Beyond the mandatory court costs, expenses depend heavily on whether your case stays uncontested. An uncontested divorce with a mediated agreement often totals $1,500 to $5,000 including limited attorney or mediator involvement. A fully contested divorce that reaches a trial-style final hearing commonly costs $15,000 to $50,000 or more per spouse in legal fees, expert witnesses, and discovery. The nonadversarial track is the least expensive path, with filing fees potentially lower for the joint petition, though sources report figures ranging from $185 to the standard $360. If you cannot afford the filing fee, Connecticut allows you to submit an Application for Waiver of Fees (Form JD-FM-75), which a judge reviews against income-based indigency standards. As of February 2026, confirm the exact filing fee with your local Superior Court clerk, since sources report both $350 and $360.
Uncontested vs. Contested Final Hearing: What Is the Difference?
An uncontested final hearing in Connecticut lasts 10 to 20 minutes and confirms an existing agreement, while a contested final hearing is a full trial that can span multiple days and require witness testimony and evidence. The distinction determines your timeline, cost, and stress level more than any other factor in a Connecticut divorce.
| Feature | Uncontested Final Hearing | Contested Final Hearing (Trial) |
|---|---|---|
| Duration | 10-20 minutes | 1-5+ days |
| Timeline from filing | 4-6 months | 12-24 months |
| Typical cost per spouse | $1,500-$5,000 | $15,000-$50,000+ |
| Judge's role | Reviews and approves agreement | Decides disputed issues |
| Testimony required | Brief jurisdictional testimony | Full testimony and cross-examination |
| Court appearance | Sometimes waived (on the papers) | Always required |
| Outcome | Immediate signed decree | Judge issues written decision later |
In a contested case, the final hearing is an actual trial where each spouse presents evidence, calls witnesses, and argues over property division under Conn. Gen. Stat. § 46b-81, alimony under Conn. Gen. Stat. § 46b-82, and custody. The judge then issues a decision, sometimes weeks later, rather than signing a decree on the spot. Because Connecticut is an all-property equitable distribution state, all assets are subject to division regardless of when or how they were acquired, which raises the stakes in contested trials.

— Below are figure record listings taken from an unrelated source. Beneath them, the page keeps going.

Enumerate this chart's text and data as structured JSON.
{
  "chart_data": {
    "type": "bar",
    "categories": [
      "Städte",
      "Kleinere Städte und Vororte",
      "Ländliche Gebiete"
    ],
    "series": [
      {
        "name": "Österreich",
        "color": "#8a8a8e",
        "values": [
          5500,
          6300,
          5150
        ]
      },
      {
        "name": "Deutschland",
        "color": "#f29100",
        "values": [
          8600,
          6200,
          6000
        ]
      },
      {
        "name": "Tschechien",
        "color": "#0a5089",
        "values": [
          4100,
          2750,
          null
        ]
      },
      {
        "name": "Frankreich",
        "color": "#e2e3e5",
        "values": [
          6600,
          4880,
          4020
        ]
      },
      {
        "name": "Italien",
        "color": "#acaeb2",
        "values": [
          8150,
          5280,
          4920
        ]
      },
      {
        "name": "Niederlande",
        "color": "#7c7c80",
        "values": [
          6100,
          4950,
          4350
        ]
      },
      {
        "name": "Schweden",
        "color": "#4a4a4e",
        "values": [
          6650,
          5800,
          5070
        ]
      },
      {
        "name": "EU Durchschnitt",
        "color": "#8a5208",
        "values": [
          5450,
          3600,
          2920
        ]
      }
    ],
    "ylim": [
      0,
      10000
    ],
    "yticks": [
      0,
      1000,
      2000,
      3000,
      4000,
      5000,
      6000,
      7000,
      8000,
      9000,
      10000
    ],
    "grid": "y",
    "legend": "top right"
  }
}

What Happens After the Judge Signs the Decree?
After the judge signs the divorce decree in Connecticut, the marriage is legally dissolved and the terms of your settlement become a binding court order enforceable by contempt proceedings. You cannot remarry until the decree is officially entered in the court record, even if the judge verbally approved it at the hearing.
The signed judgment of dissolution triggers several practical deadlines and tasks. The court clerk enters the decree, and you can obtain a certified copy for updating financial accounts, retitling property, and processing any name change granted in the judgment. If your decree includes a Qualified Domestic Relations Order (QDRO) to divide a retirement account, that separate order must be drafted, signed, and submitted to the plan administrator, a process that can take several additional weeks. Child support and alimony obligations become effective on the date the court specifies, and either party can enforce them through a motion for contempt if the other fails to comply. Connecticut allows post-judgment modification of alimony, child support, and custody when there is a substantial change in circumstances, but the property division in the decree is generally final and cannot be reopened absent fraud. Wait for the official court document before remarrying or relying on any provision, since the verbal ruling alone does not make the divorce final.